Barrow (Ring Barrow), Collagh, Co. Mayo
Co. Mayo |
Barrows
Three ring barrows placed in a deliberate row along a narrow ridge in County Mayo might seem like a modest find, but the arrangement at Collagh is quietly arresting.
The monuments sit in a close-set north-west to south-east line along the ridge top, and the one at the north-western end occupies the very tip of the ridge, spanning its full width as though it were placed there to mark the point precisely. The ground drops away to the south-south-west toward the Trimoge River, which meanders below and bends just to the north-west of the site.

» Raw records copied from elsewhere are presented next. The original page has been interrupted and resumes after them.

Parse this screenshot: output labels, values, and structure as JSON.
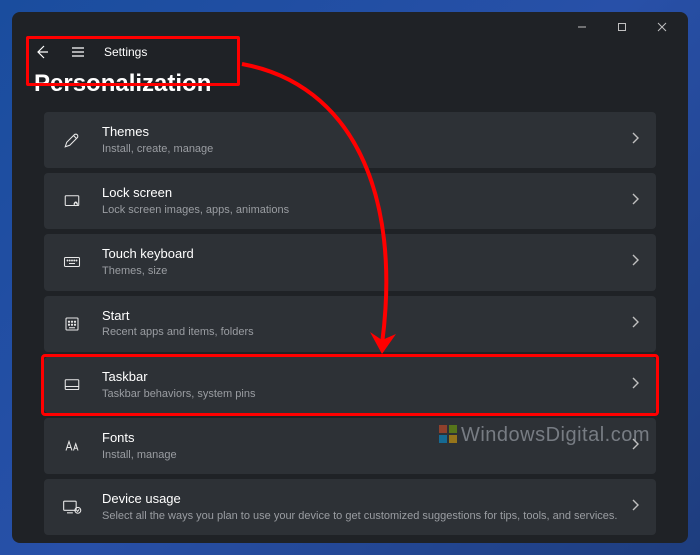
{
  "app_title": "Settings",
  "page_title": "Personalization",
  "watermark": "WindowsDigital.com",
  "items": [
    {
      "title": "Themes",
      "subtitle": "Install, create, manage"
    },
    {
      "title": "Lock screen",
      "subtitle": "Lock screen images, apps, animations"
    },
    {
      "title": "Touch keyboard",
      "subtitle": "Themes, size"
    },
    {
      "title": "Start",
      "subtitle": "Recent apps and items, folders"
    },
    {
      "title": "Taskbar",
      "subtitle": "Taskbar behaviors, system pins"
    },
    {
      "title": "Fonts",
      "subtitle": "Install, manage"
    },
    {
      "title": "Device usage",
      "subtitle": "Select all the ways you plan to use your device to get customized suggestions for tips, tools, and services."
    }
  ]
}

Views from the ridge are not wide-ranging for the most part, but a gap in the surrounding hills opens a long sightline to the north-west, where Nephin Mountain and the Nephin Beg Range come into focus.
A ring barrow is a burial monument of prehistoric origin, typically consisting of a raised central platform ringed by a ditch, known as a fosse, and an outer bank. The example at Collagh follows this pattern closely. The central circular platform measures 4.7 metres in diameter and is defined by a low scarp with a faint internal lip. Around it runs a fosse between 1.5 and 1.7 metres wide, and beyond that an external bank roughly 1.7 metres wide and between 0.2 and 0.4 metres high. A causeway-like feature, 1.5 metres wide, crosses the fosse at the south-west, suggesting a deliberate point of access to the central platform. The whole structure is now covered in heather and sits within pasture. What makes the chronological picture murkier is that the monument does not appear on Ordnance Survey six-inch maps from either 1838 or 1931, meaning it escaped cartographic notice for well over a century despite its prominent position on the ridge.